En compagnie des Spectres.

BiBi

Je ne sais qui sont Miley Cyrus, Ariana Grande, Taylor Swift, Kim Kardashian (je me suis rendu sur Google pour lire leurs fiches Wikipedia – quand elles existent). J’espère ne pas avoir écorné leurs noms starisés.

Du côté des acteurs et actrices, j’ignore aussi qui sont ces professionnel(le)s de la Culture dont on me parle quotidiennement, ces personnages (connus des autres, je dois le supposer), ces célébrités sur lesquelles s’étendent (se vautrent) les Médias. Ça vient de partout, ça s’incruste partout, du panneau de pub aux clips-vidéos d’artistes s’engageant dans l’Humanitaire, des incises télés pour Dior ou Bleu de Chanel aux invités de Laurent Delahousse. Quand, par exemple, je suis à Paris, il y a ces terribles, ils sont terribles, terribles et effrayants ces panneaux et affiches qui couvrent le moindre centimètre carré des couloirs du métro.

Du côté de la littérature, je suis tout aussi ignorant. Je devrais, je sais, je sais, je devrais lire Amélie Nothomb, Houellebecq, Gavalda, Christian Bobin (lui, ça fait longtemps, longtemps, je n’y suis plus revenu). J’ai pris le top des ventes pour me rassurer. Serais-je si ignorant ? J’ai donc fait un rapide inventaire : Giulia Enders, Mathias Enard, Joël Dicker, David Lagercrantz, Stieg Larsson.
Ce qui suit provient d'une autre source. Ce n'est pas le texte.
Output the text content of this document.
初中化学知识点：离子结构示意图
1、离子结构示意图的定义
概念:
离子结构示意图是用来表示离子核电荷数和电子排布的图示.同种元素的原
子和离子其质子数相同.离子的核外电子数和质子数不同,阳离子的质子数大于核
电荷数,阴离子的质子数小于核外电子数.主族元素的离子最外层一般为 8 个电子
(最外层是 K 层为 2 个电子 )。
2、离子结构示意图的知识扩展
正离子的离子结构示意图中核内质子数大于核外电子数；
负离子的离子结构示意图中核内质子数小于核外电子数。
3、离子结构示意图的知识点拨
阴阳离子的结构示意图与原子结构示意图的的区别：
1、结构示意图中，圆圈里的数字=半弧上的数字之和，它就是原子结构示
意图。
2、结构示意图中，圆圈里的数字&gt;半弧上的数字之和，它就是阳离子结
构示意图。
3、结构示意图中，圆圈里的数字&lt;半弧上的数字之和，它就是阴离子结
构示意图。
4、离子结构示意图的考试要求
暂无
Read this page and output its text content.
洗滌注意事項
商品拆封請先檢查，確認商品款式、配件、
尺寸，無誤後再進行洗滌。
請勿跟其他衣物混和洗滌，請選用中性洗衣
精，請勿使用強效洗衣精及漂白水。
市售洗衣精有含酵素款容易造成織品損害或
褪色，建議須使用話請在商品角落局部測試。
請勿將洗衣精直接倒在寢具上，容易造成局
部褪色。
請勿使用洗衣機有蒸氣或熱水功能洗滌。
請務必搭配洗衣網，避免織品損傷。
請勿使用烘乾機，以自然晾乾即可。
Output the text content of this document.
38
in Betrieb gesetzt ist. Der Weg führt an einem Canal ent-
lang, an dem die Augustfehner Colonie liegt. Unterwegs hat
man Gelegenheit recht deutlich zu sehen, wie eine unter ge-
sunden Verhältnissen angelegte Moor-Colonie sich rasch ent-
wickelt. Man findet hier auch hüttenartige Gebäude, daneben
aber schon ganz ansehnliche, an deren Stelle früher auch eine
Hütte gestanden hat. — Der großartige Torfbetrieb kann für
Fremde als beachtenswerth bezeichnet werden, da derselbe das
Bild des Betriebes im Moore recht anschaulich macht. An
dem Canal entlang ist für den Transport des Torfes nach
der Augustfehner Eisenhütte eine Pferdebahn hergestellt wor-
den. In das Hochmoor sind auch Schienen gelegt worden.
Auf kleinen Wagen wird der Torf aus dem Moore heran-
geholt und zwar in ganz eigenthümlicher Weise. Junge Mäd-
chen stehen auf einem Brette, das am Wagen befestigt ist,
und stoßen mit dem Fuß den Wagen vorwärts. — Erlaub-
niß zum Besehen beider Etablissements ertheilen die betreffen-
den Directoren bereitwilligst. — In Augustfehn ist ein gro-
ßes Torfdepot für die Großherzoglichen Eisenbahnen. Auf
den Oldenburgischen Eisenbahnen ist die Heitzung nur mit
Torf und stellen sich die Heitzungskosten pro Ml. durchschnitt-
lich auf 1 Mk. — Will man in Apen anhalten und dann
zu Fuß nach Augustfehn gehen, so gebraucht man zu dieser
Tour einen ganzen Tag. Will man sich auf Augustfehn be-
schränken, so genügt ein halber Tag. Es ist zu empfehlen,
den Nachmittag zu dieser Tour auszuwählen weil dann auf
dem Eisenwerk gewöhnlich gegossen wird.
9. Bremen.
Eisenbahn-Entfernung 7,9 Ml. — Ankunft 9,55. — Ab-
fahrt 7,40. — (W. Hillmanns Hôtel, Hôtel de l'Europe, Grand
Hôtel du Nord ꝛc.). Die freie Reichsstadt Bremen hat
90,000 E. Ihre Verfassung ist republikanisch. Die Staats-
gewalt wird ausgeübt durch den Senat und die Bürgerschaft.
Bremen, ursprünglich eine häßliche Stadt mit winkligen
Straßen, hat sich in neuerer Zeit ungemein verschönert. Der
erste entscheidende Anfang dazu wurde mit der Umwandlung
Attention, ne vous méprenez pas, je ne les critique pas. Comment le pourrais-je ? Moi, pas connaître eux. C’est qu’ils ne sont pas dans mon temps. Bon, je connais par contre Stéphane De Groodt pour l’avoir entendu parler et grommeler en live et je sais qui est Frédéric Lenoir. OK, ça n’a pas été un bonheur de lire ce dernier mais, obligé, c’était un cadeau.

Côté musical, j’ignore tout des sons actuels : Ludacris, Eminem, Tupac Shakur, j’ignore grandement ce Booba,  cette Fouine (il paraît qu’ils se cherchent, qu’ils se sont trouvé et que ça fait grand bruit), le Maître Gim’s, à peine Stromae (est-ce la bonne orthographe ?).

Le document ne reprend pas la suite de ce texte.